With the help of her sister, Marion, Ida would work her way out of cars and onto street corners and into inaccessible bathrooms, always planning ahead (sometimes intentionally dehydrating herself so that she wouldn’t have to try to use an inaccessible bathroom). And when she met with government officials, she’d tell them just why they needed to mandate more accessible drinking fountains and more ramps up to bathrooms. She even wrote a book about her experience, “Adventures in a Wheelchair,” which I keep in my office so that my Aunt Ida can remind me, herself, why inclusion in public health is so important.

The evidence shows that it isn’t just poor city planning that discriminates against people with disabilities. Another impact of inaccessibility is a lack of opportunity for those with disabilities to participate in healthy activities and behaviors.

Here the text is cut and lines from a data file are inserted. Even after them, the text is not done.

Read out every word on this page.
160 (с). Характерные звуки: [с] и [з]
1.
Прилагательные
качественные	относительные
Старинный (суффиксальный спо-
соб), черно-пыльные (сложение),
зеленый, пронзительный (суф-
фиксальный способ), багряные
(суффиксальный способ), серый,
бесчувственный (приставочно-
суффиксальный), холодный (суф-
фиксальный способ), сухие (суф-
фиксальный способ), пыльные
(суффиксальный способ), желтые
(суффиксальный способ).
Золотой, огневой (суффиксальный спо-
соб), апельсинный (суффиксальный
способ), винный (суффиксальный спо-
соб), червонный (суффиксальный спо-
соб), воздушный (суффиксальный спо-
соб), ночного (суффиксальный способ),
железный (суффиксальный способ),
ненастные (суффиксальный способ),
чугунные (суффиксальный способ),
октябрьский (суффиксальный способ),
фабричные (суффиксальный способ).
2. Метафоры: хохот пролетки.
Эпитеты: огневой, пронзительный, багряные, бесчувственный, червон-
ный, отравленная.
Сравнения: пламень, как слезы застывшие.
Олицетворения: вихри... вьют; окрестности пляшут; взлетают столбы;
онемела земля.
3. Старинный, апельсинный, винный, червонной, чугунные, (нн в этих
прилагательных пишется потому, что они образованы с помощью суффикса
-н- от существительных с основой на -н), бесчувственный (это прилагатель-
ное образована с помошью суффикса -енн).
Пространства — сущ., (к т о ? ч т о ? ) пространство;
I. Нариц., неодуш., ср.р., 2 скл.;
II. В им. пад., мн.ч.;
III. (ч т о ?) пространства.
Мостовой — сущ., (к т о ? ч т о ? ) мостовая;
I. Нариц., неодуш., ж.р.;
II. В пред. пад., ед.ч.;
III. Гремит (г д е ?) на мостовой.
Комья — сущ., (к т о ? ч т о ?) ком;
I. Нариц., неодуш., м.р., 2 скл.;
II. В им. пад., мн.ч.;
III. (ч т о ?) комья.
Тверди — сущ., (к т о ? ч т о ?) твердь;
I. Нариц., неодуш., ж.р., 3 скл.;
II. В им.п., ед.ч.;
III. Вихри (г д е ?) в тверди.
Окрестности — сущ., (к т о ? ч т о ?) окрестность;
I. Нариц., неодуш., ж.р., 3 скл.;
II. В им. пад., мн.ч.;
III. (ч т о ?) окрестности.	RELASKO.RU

And as a result, diseases such as heart disease and diabetes, more severely impact people with disabilities.

As the leading chronic disease prevention and health promotion association in the U.S., NACDD is proud of our inclusion efforts to promote making healthy choices the easy choices for everyone, regardless of physical or intellectual ability.

We have integrated inclusion courses into many of our core programs, including the Chronic Disease Academy. And in May, NACDD became one of the early signatories to the Partnership for Inclusive Health’s Commit to Inclusion initiative (watch the video of the initiative’s inaugural event at the National Press Club, or read about our formal commitment as part of this group).

Our obesity prevention activities also have helped to achieve some important wins for inclusion in five states and 10 communities this past year. Here are just two examples (you can read more on our What’s Working in Chronic Disease Prevention and Control database):

  • We helped to support local advocates and city officials in Olean, N.Y., to re-design a 3,600-foot, major thoroughfare so that the entire community can enjoy a safer and easier walk to work or to shop.
  • In Adams County, Ohio, we coordinated with partners to provide adaptive bikes to public schools that will benefit more than 700 disabled students.

With these completed projects and with plans for additional programming in this area, we continue to work to make sure that our chronic disease prevention and health promotion efforts offer everyone the chance to improve their own health. And I believe my Aunt Ida would expect no less.